What is the goal?
I thought I knew the answer to this question. What I thought the goal was: Make a living writing books. Of course. I thought I was on the path to achieving that goal when something momentous got in the way: real life.
A little over two years has passed since Josh and I published our first novel in the Warpworld series. Two years since diving headlong into the swirling mass of indie hopefuls. Two years of writing, reading, researching, marketing, and crossing fingers. Two years of fretting (on my part), over whether we’re doing it right, whatever “right” is.
Two years and where are we now?
The Good: Though a small group, Warpworld readers seem to love our story and, best of all, they seem to “get it”. Our new editor jokingly praised our “depthyness” and that’s exactly what we aimed for—a full story that is at once easy to fall into and yet layered enough that readers can reread each book and find something new every time. We’ve won a couple of small awards and received a glowing five star review from the San Francisco Book Review. Our third book will come out by the end of January and we’re already at work on number four. I can’t speak for Josh but I’m proud of what we’ve created.
The Not-So-Good: Like so many new and/or indie authors out there, we remain largely invisible to the wider reading world. Indie or not, it is damn hard to get noticed in an ocean of books. Neither of us are making a profit from our work. All money that comes in goes right back out to finance more books.
In short, no matter how good our work is, it ain’t payin’ the bills and probably won’t be for a while.
Which brings me to my Real Life Dilemma.
Watching the indie publishing revolution from the front row, I’ve figured out that there are a few paths to financial success.
- Write a LOT of material. I’m talking four to six novels a year. Pump out product like a Korean factory worker on amphetamines.
- Be a rock star at marketing and promotion.
- Give away a lot of books and hopefully build a loyal audience.
- Play the long game. Keep putting out quality books, slowly build your library and attract more readers.
- Be super lucky.
- Start out as a traditionally published author and have your audience follow you when you shift to indie.
- Write the most consumable books possible in the most commercially viable genre(s), i.e. write what sells.
I’m sure there are other sub-paths to indie success but these are the ones I see most frequently. Josh and I have chosen number four—play the long game—but it is not without its risks (what if five years down the road we still aren’t making enough money to pay the rent?) and it means that we have to accept not making a livable income in the here and now.
What was my goal again? Make a living writing books.
I’m not a rock star at marketing. I can’t crank out more than one Warpworld title per year, and it’s unlikely I can put out more than two books per year, total, without sacrificing quality. I don’t want to write to the lowest common denominator—penning teen vampire romances or similar stories just because they sell. That leaves being super lucky as my only viable option. Or…
Maybe I have the wrong goal.
No. I know I have the wrong goal.
This is the epiphany I had, two years into my publishing journey: What I want is to make good art.
Simple as that.

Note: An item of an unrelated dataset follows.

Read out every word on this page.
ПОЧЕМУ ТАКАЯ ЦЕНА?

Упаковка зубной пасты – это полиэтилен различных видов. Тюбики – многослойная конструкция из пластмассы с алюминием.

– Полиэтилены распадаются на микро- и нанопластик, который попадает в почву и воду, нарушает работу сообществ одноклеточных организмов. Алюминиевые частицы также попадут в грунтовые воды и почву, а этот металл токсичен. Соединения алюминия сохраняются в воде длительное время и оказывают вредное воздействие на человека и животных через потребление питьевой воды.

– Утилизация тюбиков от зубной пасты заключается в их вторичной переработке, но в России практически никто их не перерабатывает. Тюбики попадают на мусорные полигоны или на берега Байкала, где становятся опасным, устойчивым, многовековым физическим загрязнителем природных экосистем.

I want to write stories I would love to read. I want to write the stories that burst from my brain and demand an audience. To hell with what the rules say, or what the market demands, or what one-thousand-and-one indie writing blogs tell me is “right”, I want to do this MY way.
If doing it my way means I have to get a “real” job and write in my off hours, so be it. There is zero shame in that choice. Hell, almost every single published author I know—even the ones who have won fancy awards and have audiences significantly larger than mine—cannot make a living from their writing alone. A sad fact but a true one.
What I want to remember, what I want burned into my flesh, is that being indie means you can do whatever the fuck you want. That’s the beauty of being indie and that’s the part I think too many writers forget. If your goal is to make money, go for it. I like money. Money is awesome. But if your goal is to make art, then you may need to find something else to make the money while you make art.
How did it take me so long to see this? How many hours/days/weeks have I wasted trying to find the magic success bullet?
I don’t care what everyone else is doing and I don’t care if I don’t measure up to their standards of success. I used to believe that going back to some kind of regular job for my income would be an admission of defeat. Now, I see that choice as freedom. If I can sell my writing skills to businesses who need blog posts, or articles, or website content, that’s bankable cash that allows me to write fiction without any stress. I can play the long game without waking up at 3am in a cold sweat, wondering if I’m going to end up living on the street someday.
Writing good stories is what I love. When my fingers are tapping keys and creating illusions, I am content with the world. It is the happiest of happy places. There’s no validation required in the process. I write therefore I am. As one of my favourite Canadian authors, Angie Abdou, so eloquently put it, “I like myself better when I write.”
I do not know what the future of publishing will bring. I do know that choosing art over money feels like thousands of pounds of weight floating off my shoulders. If financial success comes, it will be the icing on an already damn tasty cake.
The goal is achievable.
Welcome to 2015, everyone. It is truly a new year.